We can go a step further by utilizing the Function Analysis System Technique (FAST) Diagram to identify the critical functions related to change. The FAST Diagram arranges functions in logical order by providing a visual representation of the functions associated with the transformation to show “How,” “When,” and “Why” change is occurring.

Let’s look at an example of an organizational change process through a FAST Diagram lens. Imagine a company that is struggling with communication across multiple departments. Duplication of work is creating redundancy in departments and inefficiency overall that is resulting in impacts to their bottom line. Over several meetings and discussions, this issue and its impacts have come to light and leadership has decided to take action. One of their objectives for the change is to Improve Collaboration to better support the mission of the company. Support Mission is the higher order function.

Leadership needs to make sure the company is being productive in working towards its mission. Productivity has to do with Enhancing Operations – the basic function which is also the goal of the change. Now we can use the FAST Diagram logic to test the function order: How do we Support Mission? By Enhancing Operations. Why do we Enhance Operations? So, we can Support Mission.

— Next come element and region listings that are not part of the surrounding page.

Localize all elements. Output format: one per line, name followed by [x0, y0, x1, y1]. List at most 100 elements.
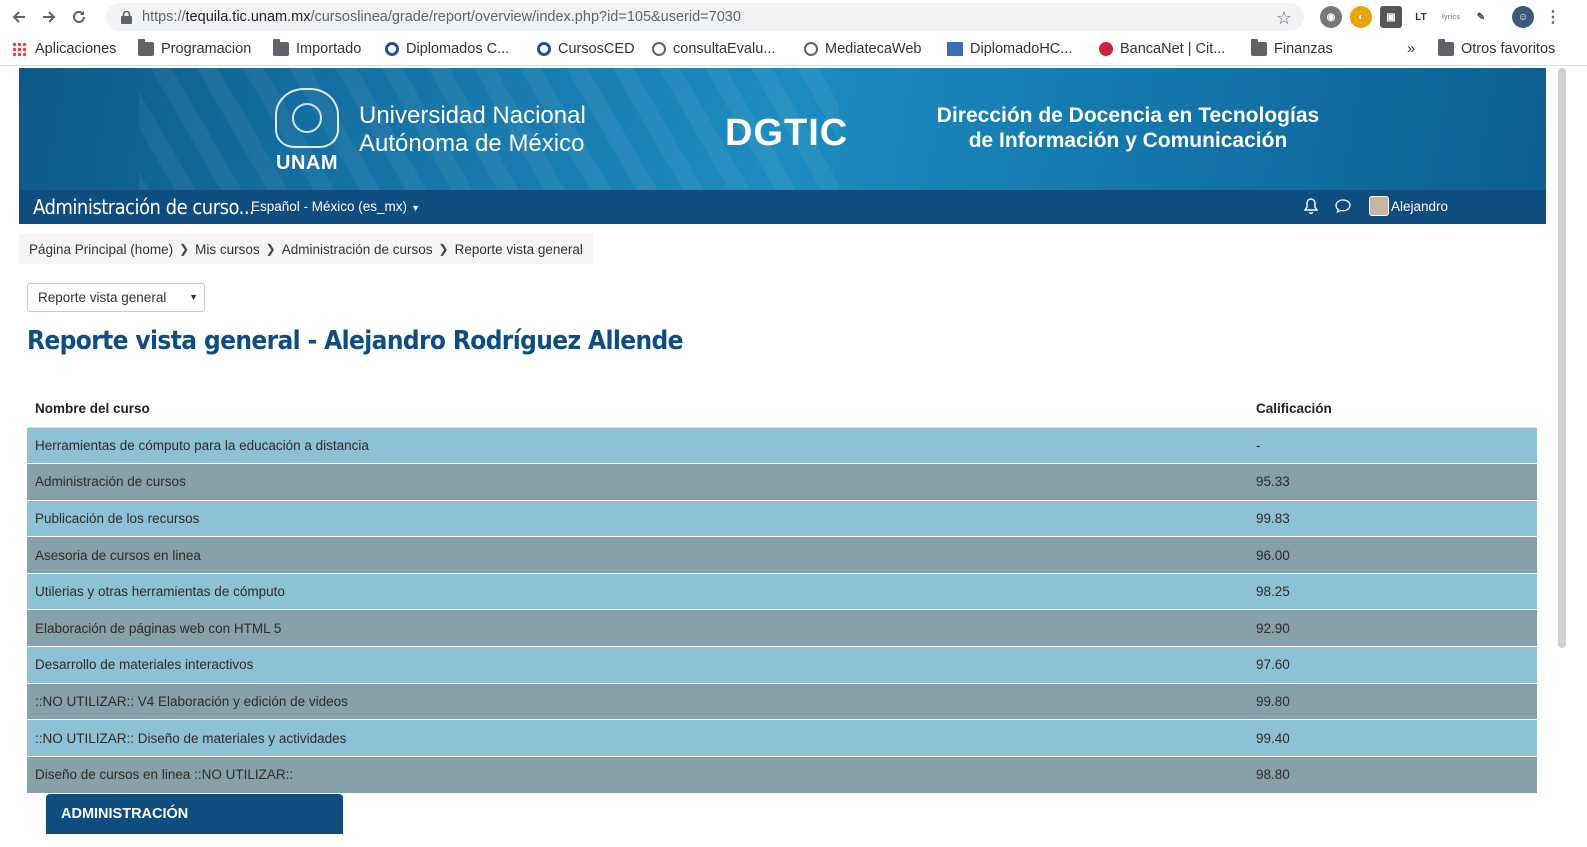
university-name: Universidad Nacional Autónoma de México	[359, 102, 586, 158]
header-grade: Calificación	[1248, 390, 1537, 428]
more-bookmarks-button[interactable]: »	[1407, 41, 1415, 57]
table-row: Herramientas de cómputo para la educació…	[27, 426, 1537, 464]
grade-cell: 99.40	[1248, 719, 1537, 757]
bell-icon[interactable]	[1301, 196, 1321, 216]
folder-icon	[138, 39, 154, 56]
site-icon	[385, 42, 399, 56]
report-type-value: Reporte vista general	[38, 290, 167, 305]
bookmark-diplomadohc[interactable]: DiplomadoHC...	[947, 41, 1072, 57]
extension-icon[interactable]: ▣	[1380, 6, 1402, 28]
course-name-link[interactable]: ::NO UTILIZAR:: Diseño de materiales y a…	[27, 719, 1248, 757]
table-row: Diseño de cursos en linea ::NO UTILIZAR:…	[27, 755, 1537, 793]
grade-cell: 99.80	[1248, 682, 1537, 720]
bookmark-diplomados[interactable]: Diplomados C...	[385, 41, 509, 57]
forward-icon[interactable]	[38, 6, 60, 28]
grade-cell: 97.60	[1248, 646, 1537, 684]
browser-toolbar: https://tequila.tic.unam.mx/cursoslinea/…	[0, 0, 1587, 34]
moodle-navbar: Administración de curso... Español - Méx…	[19, 190, 1546, 224]
breadcrumb: Página Principal (home) ❯ Mis cursos ❯ A…	[19, 234, 593, 264]
breadcrumb-home[interactable]: Página Principal (home)	[29, 242, 173, 257]
user-avatar[interactable]	[1369, 196, 1389, 216]
bookmark-mediatecaweb[interactable]: MediatecaWeb	[804, 41, 921, 57]
university-line2: Autónoma de México	[359, 130, 585, 157]
bookmark-label: Programacion	[161, 41, 252, 57]
folder-icon	[1438, 39, 1454, 56]
table-row: Elaboración de páginas web con HTML 5 92.…	[27, 609, 1537, 647]
extension-icon[interactable]: ◐	[1350, 6, 1372, 28]
user-name[interactable]: Alejandro	[1391, 199, 1448, 214]
language-menu[interactable]: Español - México (es_mx) ▼	[251, 199, 420, 214]
course-name-link[interactable]: Herramientas de cómputo para la educació…	[27, 426, 1248, 464]
message-icon[interactable]	[1333, 196, 1353, 216]
bookmark-label: Diplomados C...	[406, 41, 510, 57]
chevron-right-icon: ❯	[438, 242, 449, 256]
direccion-line1: Dirección de Docencia en Tecnologías	[936, 104, 1320, 127]
bookmark-folder-programacion[interactable]: Programacion	[138, 39, 252, 57]
university-line1: Universidad Nacional	[359, 102, 586, 129]
dgtic-logo: DGTIC	[725, 112, 849, 154]
bookmark-label: consultaEvalu...	[673, 41, 776, 57]
back-icon[interactable]	[8, 6, 30, 28]
extension-icon[interactable]: ✎	[1470, 6, 1492, 28]
table-row: Utilerias y otras herramientas de cómput…	[27, 572, 1537, 610]
bookmark-folder-otros[interactable]: Otros favoritos	[1438, 39, 1555, 57]
unam-shield-logo	[275, 88, 339, 148]
course-name-link[interactable]: Utilerias y otras herramientas de cómput…	[27, 572, 1248, 610]
course-name-link[interactable]: Publicación de los recursos	[27, 499, 1248, 537]
site-icon	[1099, 42, 1113, 56]
page-scrollbar[interactable]	[1558, 68, 1566, 648]
unam-abbr: UNAM	[276, 152, 338, 174]
url-text[interactable]: https://tequila.tic.unam.mx/cursoslinea/…	[142, 9, 741, 25]
site-name-link[interactable]: Administración de curso...	[33, 195, 255, 219]
grade-cell: 98.80	[1248, 755, 1537, 793]
course-name-link[interactable]: ::NO UTILIZAR:: V4 Elaboración y edición…	[27, 682, 1248, 720]
extension-icon[interactable]: ◉	[1320, 6, 1342, 28]
folder-icon	[273, 39, 289, 56]
url-bar[interactable]: https://tequila.tic.unam.mx/cursoslinea/…	[106, 3, 1304, 31]
course-name-link[interactable]: Desarrollo de materiales interactivos	[27, 646, 1248, 684]
eagle-icon	[292, 103, 322, 133]
menu-icon[interactable]: ⋮	[1542, 6, 1564, 28]
grades-table: Nombre del curso Calificación Herramient…	[27, 390, 1537, 793]
bookmark-apps[interactable]: Aplicaciones	[12, 41, 116, 57]
bookmark-star-icon[interactable]: ☆	[1276, 8, 1292, 29]
caret-down-icon: ▼	[411, 203, 420, 213]
grade-cell: 96.00	[1248, 536, 1537, 574]
bookmark-label: MediatecaWeb	[825, 41, 922, 57]
course-name-link[interactable]: Diseño de cursos en linea ::NO UTILIZAR:…	[27, 755, 1248, 793]
table-row: Administración de cursos 95.33	[27, 463, 1537, 501]
table-row: Asesoria de cursos en linea 96.00	[27, 536, 1537, 574]
report-type-select[interactable]: Reporte vista general ▼	[27, 283, 205, 312]
bookmark-folder-importado[interactable]: Importado	[273, 39, 362, 57]
more-bookmarks-label: »	[1407, 41, 1416, 57]
bookmark-label: Importado	[296, 41, 362, 57]
extension-icon[interactable]: LT	[1410, 6, 1432, 28]
bookmark-label: CursosCED	[558, 41, 635, 57]
extension-icon[interactable]: lyrics	[1440, 6, 1462, 28]
lock-icon[interactable]	[118, 9, 134, 25]
folder-icon	[1251, 39, 1267, 56]
bookmark-consultaevalu[interactable]: consultaEvalu...	[652, 41, 775, 57]
bookmark-folder-finanzas[interactable]: Finanzas	[1251, 39, 1333, 57]
bookmarks-bar: Aplicaciones Programacion Importado Dipl…	[0, 34, 1587, 66]
course-name-link[interactable]: Asesoria de cursos en linea	[27, 536, 1248, 574]
bookmark-label: Aplicaciones	[35, 41, 117, 57]
chevron-right-icon: ❯	[265, 242, 276, 256]
user-nav: Alejandro	[1301, 196, 1448, 216]
breadcrumb-current[interactable]: Reporte vista general	[455, 242, 583, 257]
breadcrumb-course[interactable]: Administración de cursos	[282, 242, 433, 257]
course-name-link[interactable]: Administración de cursos	[27, 463, 1248, 501]
site-icon	[537, 42, 551, 56]
administration-block-header[interactable]: ADMINISTRACIÓN	[46, 794, 343, 834]
profile-avatar[interactable]: ☺	[1512, 6, 1534, 28]
table-row: ::NO UTILIZAR:: V4 Elaboración y edición…	[27, 682, 1537, 720]
breadcrumb-my-courses[interactable]: Mis cursos	[195, 242, 260, 257]
reload-icon[interactable]	[68, 6, 90, 28]
bookmark-cursosced[interactable]: CursosCED	[537, 41, 635, 57]
grade-cell: -	[1248, 426, 1537, 464]
page-title: Reporte vista general - Alejandro Rodríg…	[27, 326, 684, 356]
bookmark-bancanet[interactable]: BancaNet | Cit...	[1099, 41, 1225, 57]
grade-cell: 99.83	[1248, 499, 1537, 537]
course-name-link[interactable]: Elaboración de páginas web con HTML 5	[27, 609, 1248, 647]
header-course-name: Nombre del curso	[27, 390, 1248, 428]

Using the same logic, we can explore functions that occur simultaneously. If the change calls on the company to Evaluate Organization in order to assess their current state, then they Analyze Data when they evaluate.

All other functions within the scope lines will follow the same logic. As the functions are mapped out in the FAST Diagram, we can also notice if there are gaps to fill in the change process.

Lastly, but what happens first, the moment when leadership articulates “we need to change” is a one-time function to Accept Decision (to change). The reason to change stems from the company Receiving Data to inform that decision, the lower order function.

From right to left, we see the big picture, in chronological order, from when information comes in to inform leaderships decision to reach the desired result of supporting the company’s mission.

The diagram above represents a small subset of functions that may appear on a FAST Diagram for a change process in an organization. It does not capture everything, including employee behaviors, that would need to be addressed with the many little steps needed to achieve change that supports the mission of the organization.

When we reframe our view of change by utilizing a familiar tool, change becomes much less scary. A FAST Diagram clearly illustrates the functions that lead to the larger transformation. It allows organizations to recognize all the small steps occurring through the change so various methods to implement change can be iterative through the Creative Phase of brainstorming by function to achieve the change desired. This is where Agile and VE complement each other: iteration and development of functions to deliver value in an efficient setting.

In conclusion, our industry already has the tools to address change. As value practitioners, we can choose to move FAST to identify and prepare for the functions of change, or we can choose to react when change is forced upon us with consequences to our organization, employees, and clients.